さすが数百億円規模のプロジェクトだ。周囲の顔ぶれを見ても、有能だと社内で一度は名前が上がる人間ばかりだ。出世コースにいる人間というのは自ずとわかって来るもので。社内のそこかしこで人の噂話は絶えない。
「身が引き締まりますね」
隣にいる丸山が姿勢を正していた。
「うちの課に来て、こういう仕事をしたかったんでしょ?」
「そうですね。うちに入社したのも、大きい仕事をしたいと思ってたからなんで。
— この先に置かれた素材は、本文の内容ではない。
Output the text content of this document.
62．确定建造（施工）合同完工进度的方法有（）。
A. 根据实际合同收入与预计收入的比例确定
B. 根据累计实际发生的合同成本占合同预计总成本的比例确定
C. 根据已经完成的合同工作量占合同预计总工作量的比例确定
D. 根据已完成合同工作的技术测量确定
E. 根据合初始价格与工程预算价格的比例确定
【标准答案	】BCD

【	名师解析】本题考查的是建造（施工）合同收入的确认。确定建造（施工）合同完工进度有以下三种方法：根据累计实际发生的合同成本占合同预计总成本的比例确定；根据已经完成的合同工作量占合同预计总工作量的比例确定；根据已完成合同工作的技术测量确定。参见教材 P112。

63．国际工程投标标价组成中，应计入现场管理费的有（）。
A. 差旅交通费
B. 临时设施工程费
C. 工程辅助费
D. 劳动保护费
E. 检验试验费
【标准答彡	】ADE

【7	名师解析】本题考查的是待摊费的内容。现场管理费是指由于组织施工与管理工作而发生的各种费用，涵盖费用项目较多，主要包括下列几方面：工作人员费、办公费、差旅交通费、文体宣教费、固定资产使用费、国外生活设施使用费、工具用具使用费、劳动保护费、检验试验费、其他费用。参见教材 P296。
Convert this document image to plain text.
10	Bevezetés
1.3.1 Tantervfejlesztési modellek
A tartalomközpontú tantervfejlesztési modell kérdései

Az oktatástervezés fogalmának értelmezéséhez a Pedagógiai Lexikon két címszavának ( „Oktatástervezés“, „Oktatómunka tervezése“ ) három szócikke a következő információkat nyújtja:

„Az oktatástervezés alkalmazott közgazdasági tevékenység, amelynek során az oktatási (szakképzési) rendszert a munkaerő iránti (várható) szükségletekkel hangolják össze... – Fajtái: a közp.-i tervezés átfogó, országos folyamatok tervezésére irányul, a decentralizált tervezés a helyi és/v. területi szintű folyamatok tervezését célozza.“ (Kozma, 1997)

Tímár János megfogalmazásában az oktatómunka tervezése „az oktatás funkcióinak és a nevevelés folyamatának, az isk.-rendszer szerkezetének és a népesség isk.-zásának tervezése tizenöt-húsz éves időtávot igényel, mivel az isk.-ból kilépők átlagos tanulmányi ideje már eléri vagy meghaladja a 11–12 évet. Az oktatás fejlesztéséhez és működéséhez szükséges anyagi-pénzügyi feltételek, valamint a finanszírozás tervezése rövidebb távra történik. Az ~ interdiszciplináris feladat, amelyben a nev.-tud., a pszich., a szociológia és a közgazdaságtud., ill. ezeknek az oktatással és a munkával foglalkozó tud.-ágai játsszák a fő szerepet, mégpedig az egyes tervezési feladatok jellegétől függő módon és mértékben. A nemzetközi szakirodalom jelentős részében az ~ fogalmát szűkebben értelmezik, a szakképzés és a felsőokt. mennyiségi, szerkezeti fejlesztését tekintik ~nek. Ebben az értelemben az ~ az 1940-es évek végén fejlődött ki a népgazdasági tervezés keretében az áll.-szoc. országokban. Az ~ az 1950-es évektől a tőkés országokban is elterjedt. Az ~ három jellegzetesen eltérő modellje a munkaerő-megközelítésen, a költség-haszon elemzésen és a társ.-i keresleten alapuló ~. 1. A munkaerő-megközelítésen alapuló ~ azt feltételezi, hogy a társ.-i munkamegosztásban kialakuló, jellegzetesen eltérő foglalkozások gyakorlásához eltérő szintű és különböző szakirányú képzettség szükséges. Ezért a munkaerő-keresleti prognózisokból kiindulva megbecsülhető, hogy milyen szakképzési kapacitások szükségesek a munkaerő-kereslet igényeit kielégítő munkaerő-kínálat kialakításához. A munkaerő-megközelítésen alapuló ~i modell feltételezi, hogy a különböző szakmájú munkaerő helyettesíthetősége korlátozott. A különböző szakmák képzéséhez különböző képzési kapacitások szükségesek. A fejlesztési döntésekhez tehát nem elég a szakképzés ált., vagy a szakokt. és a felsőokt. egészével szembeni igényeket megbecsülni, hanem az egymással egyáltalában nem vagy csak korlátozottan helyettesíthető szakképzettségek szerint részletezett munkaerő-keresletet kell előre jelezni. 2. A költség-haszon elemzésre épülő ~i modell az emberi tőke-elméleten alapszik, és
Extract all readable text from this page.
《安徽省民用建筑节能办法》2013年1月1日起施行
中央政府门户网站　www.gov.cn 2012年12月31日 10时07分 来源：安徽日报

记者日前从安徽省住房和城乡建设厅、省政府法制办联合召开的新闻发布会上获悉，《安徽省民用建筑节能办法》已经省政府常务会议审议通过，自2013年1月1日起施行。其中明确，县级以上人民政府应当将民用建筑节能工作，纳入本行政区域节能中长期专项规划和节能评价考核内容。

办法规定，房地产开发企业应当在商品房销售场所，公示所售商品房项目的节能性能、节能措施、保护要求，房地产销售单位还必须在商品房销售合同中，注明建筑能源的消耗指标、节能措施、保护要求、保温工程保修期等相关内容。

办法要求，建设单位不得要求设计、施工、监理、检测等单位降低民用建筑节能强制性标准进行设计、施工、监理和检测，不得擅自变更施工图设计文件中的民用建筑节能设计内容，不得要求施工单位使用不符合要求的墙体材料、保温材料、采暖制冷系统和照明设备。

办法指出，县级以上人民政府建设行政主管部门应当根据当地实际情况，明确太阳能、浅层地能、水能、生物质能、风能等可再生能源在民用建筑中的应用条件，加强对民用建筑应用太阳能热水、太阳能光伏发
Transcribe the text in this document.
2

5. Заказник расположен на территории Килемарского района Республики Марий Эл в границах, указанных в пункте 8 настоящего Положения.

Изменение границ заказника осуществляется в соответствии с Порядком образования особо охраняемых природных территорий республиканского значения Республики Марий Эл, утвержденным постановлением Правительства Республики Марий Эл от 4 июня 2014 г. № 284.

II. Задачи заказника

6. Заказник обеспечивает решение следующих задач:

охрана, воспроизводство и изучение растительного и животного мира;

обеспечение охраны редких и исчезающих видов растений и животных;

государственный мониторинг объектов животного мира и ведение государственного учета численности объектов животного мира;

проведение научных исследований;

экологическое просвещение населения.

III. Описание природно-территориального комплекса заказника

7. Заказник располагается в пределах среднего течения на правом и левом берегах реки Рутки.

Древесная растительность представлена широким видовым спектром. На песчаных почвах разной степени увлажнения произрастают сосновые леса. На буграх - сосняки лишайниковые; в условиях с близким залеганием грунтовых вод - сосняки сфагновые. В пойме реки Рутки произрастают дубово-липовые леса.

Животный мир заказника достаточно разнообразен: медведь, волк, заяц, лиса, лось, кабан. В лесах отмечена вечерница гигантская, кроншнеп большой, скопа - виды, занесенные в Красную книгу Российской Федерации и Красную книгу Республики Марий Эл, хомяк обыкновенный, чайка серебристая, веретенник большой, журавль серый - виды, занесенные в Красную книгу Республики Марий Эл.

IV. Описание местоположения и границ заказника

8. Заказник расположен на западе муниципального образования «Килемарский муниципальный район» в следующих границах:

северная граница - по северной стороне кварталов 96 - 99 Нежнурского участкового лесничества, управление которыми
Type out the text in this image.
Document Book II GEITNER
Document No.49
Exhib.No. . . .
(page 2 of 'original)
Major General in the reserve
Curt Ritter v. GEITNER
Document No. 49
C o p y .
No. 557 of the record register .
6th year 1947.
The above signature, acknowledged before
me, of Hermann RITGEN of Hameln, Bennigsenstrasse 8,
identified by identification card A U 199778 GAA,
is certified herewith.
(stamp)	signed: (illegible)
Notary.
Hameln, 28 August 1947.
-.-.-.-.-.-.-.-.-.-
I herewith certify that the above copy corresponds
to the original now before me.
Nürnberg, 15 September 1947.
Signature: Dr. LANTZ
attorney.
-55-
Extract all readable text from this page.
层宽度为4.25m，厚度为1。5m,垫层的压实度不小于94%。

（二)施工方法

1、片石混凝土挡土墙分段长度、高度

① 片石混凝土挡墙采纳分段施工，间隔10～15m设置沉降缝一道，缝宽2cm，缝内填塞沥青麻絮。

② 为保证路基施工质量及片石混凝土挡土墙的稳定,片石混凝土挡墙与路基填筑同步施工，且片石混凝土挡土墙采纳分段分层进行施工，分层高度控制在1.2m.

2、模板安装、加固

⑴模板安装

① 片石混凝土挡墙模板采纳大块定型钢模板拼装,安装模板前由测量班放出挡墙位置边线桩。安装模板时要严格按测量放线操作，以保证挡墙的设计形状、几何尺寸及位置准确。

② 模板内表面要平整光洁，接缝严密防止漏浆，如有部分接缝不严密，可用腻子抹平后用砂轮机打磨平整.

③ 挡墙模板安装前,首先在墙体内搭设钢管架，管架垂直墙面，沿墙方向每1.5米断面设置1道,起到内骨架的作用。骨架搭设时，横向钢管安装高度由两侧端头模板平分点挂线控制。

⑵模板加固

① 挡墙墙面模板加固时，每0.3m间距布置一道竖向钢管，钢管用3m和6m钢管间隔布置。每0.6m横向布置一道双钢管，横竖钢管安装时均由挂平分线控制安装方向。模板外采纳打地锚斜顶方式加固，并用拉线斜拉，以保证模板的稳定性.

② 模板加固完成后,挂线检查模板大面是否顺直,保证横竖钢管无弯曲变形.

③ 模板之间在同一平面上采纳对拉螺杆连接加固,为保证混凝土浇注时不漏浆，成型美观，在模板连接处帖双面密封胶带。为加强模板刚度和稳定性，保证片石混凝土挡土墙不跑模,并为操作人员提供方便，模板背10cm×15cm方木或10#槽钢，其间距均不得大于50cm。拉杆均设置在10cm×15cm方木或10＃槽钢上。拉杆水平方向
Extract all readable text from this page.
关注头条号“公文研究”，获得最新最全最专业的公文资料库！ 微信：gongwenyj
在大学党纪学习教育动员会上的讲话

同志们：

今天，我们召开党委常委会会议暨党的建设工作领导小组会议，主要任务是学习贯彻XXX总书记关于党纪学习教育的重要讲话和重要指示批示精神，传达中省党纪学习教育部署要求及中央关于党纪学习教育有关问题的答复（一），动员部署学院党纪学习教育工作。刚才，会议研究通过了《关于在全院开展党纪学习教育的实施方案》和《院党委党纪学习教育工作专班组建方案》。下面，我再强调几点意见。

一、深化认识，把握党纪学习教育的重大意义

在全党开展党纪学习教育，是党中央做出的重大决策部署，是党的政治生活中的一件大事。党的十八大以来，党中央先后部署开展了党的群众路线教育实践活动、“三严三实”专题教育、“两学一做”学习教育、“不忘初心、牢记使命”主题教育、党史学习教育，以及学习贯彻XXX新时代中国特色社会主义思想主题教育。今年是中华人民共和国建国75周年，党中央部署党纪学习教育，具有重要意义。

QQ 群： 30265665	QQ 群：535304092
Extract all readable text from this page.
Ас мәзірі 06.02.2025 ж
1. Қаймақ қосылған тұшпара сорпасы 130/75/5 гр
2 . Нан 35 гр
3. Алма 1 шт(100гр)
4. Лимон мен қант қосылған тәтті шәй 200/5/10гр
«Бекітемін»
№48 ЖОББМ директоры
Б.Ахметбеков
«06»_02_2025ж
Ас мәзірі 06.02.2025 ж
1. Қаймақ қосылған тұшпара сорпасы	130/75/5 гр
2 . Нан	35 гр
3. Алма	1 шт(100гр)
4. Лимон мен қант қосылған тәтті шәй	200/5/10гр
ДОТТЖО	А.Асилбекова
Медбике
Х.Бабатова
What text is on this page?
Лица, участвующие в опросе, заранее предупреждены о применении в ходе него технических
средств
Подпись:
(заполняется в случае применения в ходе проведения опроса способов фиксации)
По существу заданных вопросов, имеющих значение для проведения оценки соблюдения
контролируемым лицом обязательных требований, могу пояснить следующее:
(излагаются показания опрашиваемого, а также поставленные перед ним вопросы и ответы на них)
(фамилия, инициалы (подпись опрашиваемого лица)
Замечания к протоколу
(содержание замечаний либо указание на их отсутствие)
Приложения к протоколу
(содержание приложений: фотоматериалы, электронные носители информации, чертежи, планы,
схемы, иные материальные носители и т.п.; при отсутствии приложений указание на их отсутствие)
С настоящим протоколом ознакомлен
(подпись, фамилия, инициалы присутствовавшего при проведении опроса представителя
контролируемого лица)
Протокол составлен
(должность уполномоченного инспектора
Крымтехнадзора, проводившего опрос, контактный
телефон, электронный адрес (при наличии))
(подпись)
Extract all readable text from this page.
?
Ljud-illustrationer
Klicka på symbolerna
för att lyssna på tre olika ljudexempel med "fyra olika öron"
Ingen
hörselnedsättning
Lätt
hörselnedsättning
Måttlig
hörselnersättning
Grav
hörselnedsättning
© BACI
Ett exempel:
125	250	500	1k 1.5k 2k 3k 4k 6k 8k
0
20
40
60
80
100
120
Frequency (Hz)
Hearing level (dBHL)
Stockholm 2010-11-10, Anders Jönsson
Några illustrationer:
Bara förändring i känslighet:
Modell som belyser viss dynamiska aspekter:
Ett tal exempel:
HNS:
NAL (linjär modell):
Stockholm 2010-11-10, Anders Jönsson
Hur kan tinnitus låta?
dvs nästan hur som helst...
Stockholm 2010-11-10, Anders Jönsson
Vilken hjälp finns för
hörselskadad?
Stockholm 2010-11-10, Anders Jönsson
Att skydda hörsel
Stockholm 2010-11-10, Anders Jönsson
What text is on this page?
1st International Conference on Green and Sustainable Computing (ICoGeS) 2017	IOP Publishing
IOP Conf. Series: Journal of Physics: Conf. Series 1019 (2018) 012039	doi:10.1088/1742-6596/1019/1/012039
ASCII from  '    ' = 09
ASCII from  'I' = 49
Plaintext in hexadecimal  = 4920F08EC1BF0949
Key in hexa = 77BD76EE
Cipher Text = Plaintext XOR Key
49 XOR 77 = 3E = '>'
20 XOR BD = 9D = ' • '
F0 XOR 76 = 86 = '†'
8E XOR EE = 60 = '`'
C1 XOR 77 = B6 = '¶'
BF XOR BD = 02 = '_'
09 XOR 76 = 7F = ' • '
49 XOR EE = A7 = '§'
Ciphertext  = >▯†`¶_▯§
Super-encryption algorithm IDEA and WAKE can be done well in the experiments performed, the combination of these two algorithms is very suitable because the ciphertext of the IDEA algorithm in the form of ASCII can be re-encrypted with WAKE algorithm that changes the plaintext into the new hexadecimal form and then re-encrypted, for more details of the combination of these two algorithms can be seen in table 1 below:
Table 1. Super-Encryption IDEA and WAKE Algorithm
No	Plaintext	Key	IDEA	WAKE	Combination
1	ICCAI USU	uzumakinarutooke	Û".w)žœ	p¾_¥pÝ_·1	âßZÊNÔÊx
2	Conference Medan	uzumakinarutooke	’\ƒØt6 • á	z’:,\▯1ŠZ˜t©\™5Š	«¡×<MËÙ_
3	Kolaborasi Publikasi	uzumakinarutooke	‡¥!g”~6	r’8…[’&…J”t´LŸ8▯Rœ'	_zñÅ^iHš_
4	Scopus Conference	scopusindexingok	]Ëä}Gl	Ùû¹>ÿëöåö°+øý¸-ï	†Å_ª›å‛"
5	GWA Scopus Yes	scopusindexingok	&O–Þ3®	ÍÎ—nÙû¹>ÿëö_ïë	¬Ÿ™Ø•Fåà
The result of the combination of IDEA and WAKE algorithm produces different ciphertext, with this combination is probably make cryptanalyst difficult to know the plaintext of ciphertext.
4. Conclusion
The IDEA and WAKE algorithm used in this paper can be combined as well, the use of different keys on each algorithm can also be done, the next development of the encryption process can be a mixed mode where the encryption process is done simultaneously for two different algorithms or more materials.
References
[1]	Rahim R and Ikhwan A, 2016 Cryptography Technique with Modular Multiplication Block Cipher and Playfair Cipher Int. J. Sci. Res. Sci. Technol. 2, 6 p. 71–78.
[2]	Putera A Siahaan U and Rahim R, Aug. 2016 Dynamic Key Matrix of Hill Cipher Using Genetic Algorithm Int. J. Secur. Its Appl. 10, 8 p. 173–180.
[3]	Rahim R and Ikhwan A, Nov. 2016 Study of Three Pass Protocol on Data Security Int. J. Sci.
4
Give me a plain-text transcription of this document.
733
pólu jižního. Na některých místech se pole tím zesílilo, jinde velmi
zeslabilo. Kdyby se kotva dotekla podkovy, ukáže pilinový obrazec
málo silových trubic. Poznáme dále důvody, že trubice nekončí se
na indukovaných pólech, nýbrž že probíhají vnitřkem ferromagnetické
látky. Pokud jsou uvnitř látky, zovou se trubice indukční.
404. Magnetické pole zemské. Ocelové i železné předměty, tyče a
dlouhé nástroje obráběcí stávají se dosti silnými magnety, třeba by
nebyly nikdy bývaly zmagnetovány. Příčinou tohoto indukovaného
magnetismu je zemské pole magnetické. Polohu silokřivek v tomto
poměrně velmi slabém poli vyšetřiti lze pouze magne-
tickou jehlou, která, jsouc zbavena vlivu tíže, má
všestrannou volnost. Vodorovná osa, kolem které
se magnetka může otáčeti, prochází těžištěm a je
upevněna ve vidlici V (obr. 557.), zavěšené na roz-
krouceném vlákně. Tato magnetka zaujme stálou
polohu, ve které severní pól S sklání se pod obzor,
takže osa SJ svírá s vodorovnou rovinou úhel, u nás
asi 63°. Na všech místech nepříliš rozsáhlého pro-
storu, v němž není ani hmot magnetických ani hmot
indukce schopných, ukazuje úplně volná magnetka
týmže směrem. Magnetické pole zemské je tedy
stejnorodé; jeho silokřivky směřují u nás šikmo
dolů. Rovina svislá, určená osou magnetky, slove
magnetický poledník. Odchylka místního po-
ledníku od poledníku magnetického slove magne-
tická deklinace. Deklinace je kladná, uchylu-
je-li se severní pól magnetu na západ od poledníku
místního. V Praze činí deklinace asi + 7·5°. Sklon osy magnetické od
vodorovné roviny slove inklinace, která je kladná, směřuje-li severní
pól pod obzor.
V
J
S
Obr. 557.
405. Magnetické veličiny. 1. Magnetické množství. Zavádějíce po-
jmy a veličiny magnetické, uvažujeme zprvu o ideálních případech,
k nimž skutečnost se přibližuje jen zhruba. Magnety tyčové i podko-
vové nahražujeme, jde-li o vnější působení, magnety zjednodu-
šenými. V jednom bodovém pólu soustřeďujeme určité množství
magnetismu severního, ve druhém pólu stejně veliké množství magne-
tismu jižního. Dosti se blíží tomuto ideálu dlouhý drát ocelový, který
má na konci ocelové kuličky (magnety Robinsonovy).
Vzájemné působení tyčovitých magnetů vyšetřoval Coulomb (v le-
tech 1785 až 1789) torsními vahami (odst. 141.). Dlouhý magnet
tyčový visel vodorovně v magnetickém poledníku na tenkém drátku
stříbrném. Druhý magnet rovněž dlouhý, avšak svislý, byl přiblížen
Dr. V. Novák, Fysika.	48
でも――」
視線を前に向けていた丸山がこちらに顔を向ける。
「中野さんが言っていたように、狡賢く立ち回るんじゃなく、正々堂々自分の目の前にある小さなことからやっていくつもりです」
「私?」
自分に指差し聞き返すと、こくんと頷いた。
「以前、俺がやるべき仕事を中野さんに押し付けて課長に怒られていた時、あなたまでわざわざ出てきて一緒に怒られたじゃないですか。その時、俺に腹を立ててもいいはずなのに俺を励ました。ほんとに、この人、バカがつくほどお人好しでバカがつくほどマジメだなって思った」
「バカとは失礼ね」
すみません、と丸山は苦笑してしみじみと口を開いた。
「でも、あの時、『この人だけは裏切っちゃいけないな』って思ったんです。俺、かなり計算高い人間です。いくら反省したとは言え、やっぱりどうせ仕事するなら少しでも自分に有利になるように働きたいって思う。でも、」
丸山の真っ直ぐな視線に熱がこもる。
「あなたのためなら自分の利益なんてどうだっていいって思える。それは、中野さんだからです」
丸山君――。
「おーい。こんなところで愛の告白か?」
丸山の言葉に驚いているとこに、同じ課の同僚でこのプロジェクトのメンバーに選ばれていた山田が会話に入り込んできた。
「そ、そんなんじゃないですから!」
どうして自分が焦らなくてはならないのか分からないが、なんとなく居心地が悪くて咄嗟に否定する。なのに、当の丸山は取り繕うでもなく大真面目な顔で言った。
「中野さんにはすべてをかけられるって言っただけですよ」
「“だけ“って、より重くなってねーか?」
「丸山君、それはあまりに誤解を生む言い方だよ――」
そんなやりとりをしていると、会議室内が静まり返る。九条が会議室に現れた。